I spent 18 months teaching with small humans growing on the inside. I found myself practicing and teaching many a shoulder stand, six step, and pirouette while dealing with a shifting sense of center. I mostly found this to be a liberating experience, which eased the physical stresses of pregnancy and allowed me to stay mentally joyful while pursuing my movement addictions. However, there was a great ecstatic rush post-partum that came from the freedom of moving without this little being pushing up against my organs.

That feeling was short-lived.

I have spent many more months teaching with small humans strapped to me growing on the outside. Instead of allowing my body to be the perfect baby carrier that it is, I have depended on front packs, backpacks, car seats, floors, and the loving hands of fellow teachers and students. Saul and Aurora have been to many an opera rehearsal, dance team practice, and salsa class all while bouncing along to the rhythms we are pursuing in attempt to make, get, and share dance in all its forms. I feel fortunate that dance and music are seemingly intrinsic loves of little humans.

Teaching with babes has its stresses. I have had many nursing sessions and diaper changes in cold parking lots. Nap time on route is key. Shoulder stands are a little harder with the Bjorn. However, the biggest challenge is learning to balance the needs of students, your infant, and your own self acting as teacher/mother.

Perhaps we as a society make this challenge more difficult than it needs to be and I believe part of why I teach with babies strapped to my chest or beside me happily observing in their car seat is to normalize babes in these settings. The reality is that many of my best classes have happened with Aurora and Saul on board. Elementary school kids see an opportunity to lead by example and high schoolers show me their more nurturing sides. Many a teacher has called the babes baby-therapy and mind you, my little munchkins are not perfect, quiet little babes but vocal creatures with their own desires. My children have also grown to know that mom shares her attention with many people and are relatively good keepers of their own space.
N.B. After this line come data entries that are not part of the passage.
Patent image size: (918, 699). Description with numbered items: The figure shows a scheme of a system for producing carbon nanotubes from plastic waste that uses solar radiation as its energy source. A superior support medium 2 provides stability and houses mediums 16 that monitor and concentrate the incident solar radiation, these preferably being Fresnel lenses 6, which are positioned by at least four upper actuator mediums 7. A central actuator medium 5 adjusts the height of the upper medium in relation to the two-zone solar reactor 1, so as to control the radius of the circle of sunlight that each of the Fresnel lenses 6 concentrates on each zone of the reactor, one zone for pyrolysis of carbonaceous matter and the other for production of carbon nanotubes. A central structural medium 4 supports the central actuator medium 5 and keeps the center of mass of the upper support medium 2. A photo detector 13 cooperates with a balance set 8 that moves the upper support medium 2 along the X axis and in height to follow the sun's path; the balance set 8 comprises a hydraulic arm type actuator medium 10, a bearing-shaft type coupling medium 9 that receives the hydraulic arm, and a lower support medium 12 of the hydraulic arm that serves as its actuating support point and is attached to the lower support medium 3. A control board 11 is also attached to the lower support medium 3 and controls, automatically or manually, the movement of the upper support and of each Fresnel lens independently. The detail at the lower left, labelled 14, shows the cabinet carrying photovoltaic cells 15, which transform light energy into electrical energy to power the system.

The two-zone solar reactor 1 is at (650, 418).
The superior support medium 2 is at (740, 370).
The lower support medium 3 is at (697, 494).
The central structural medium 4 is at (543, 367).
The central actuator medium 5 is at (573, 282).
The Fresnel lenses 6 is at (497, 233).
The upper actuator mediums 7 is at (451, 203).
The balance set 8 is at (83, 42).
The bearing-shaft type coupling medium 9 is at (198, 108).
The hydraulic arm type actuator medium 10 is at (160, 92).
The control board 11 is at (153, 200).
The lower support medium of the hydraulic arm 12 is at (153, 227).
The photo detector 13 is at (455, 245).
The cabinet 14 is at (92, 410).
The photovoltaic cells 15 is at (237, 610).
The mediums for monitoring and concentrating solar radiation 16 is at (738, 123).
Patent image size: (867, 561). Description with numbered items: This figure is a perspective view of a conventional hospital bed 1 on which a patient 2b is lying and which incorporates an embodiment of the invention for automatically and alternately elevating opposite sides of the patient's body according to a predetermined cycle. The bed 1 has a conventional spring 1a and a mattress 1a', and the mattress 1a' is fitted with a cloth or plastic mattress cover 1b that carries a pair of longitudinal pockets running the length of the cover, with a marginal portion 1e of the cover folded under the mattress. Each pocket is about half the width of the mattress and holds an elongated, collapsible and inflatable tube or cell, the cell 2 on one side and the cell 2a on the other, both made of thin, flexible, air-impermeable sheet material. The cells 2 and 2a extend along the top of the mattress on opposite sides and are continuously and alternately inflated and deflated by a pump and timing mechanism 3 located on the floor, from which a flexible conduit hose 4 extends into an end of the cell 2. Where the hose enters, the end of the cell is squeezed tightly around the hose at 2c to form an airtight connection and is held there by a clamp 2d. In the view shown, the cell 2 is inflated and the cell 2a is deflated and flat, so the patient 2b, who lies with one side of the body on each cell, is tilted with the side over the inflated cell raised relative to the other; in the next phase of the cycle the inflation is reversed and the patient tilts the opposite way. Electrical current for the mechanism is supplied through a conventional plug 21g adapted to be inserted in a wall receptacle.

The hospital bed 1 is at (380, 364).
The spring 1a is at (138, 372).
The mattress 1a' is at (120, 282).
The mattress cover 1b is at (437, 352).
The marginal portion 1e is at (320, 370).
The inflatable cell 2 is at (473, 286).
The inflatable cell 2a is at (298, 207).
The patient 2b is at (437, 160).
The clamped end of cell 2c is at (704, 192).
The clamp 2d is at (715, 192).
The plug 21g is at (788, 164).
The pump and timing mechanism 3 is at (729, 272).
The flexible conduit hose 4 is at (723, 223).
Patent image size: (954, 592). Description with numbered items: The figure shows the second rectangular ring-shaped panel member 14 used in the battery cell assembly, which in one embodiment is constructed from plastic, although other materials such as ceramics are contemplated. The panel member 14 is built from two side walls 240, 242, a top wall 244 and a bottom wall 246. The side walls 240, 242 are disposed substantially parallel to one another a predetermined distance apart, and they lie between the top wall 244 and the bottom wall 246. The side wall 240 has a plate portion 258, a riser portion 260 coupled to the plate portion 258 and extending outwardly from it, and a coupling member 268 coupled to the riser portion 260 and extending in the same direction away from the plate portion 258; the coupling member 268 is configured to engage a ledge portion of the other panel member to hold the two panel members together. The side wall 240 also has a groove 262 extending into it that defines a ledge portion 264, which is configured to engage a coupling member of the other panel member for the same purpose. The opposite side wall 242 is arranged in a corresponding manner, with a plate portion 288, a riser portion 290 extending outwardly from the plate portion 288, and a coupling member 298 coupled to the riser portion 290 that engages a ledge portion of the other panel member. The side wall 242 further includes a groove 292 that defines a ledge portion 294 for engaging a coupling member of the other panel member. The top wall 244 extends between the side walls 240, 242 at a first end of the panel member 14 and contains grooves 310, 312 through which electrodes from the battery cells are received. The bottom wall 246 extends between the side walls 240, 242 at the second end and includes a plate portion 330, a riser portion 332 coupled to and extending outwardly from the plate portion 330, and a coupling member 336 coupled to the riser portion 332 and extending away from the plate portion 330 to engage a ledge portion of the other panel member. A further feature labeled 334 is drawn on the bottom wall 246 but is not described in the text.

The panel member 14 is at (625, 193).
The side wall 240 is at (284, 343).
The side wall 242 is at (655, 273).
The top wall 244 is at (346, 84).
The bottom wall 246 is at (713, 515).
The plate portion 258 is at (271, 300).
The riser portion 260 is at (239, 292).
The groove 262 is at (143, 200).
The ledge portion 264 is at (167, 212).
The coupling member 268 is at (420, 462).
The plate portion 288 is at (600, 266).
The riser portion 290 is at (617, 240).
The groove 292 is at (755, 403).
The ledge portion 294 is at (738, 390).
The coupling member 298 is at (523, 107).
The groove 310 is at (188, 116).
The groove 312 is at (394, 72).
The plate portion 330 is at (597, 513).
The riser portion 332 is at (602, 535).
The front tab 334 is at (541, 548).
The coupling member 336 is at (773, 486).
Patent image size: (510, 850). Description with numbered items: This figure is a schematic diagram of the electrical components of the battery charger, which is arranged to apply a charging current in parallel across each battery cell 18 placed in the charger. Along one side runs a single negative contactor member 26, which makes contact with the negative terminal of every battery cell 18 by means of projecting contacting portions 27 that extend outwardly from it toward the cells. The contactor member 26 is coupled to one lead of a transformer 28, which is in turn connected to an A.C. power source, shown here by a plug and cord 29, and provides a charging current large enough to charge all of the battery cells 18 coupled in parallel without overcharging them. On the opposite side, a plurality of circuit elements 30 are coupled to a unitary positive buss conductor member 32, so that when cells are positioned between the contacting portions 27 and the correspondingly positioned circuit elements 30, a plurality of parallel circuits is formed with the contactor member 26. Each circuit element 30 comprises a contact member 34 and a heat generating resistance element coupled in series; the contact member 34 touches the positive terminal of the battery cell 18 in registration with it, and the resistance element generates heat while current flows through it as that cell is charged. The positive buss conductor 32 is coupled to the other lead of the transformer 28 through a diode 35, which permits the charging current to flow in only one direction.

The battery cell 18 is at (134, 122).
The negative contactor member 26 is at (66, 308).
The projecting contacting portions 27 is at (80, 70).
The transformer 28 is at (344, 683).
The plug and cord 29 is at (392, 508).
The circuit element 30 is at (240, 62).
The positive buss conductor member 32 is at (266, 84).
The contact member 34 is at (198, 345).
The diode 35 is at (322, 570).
I am currently in rehearsals for the Opera Theatre of Weston's production of Noye's Fludde and the above picture is of me, Saul, and a few students on our Outreach Tour visiting kids school and helping prep students for their visits to the opera. I had many adventures on this tour including a car battery dying in reception-free Townsend and a day of traveling through an almost flood in the Manchester area, but the best adventure was watching kids respond so positively to the power of music and movement while inviting young Saul in on their journeys. Dancing in schools is serious business mixed with serious play and I am grateful that we can learn to make space for our most impressionable in these important learning environments.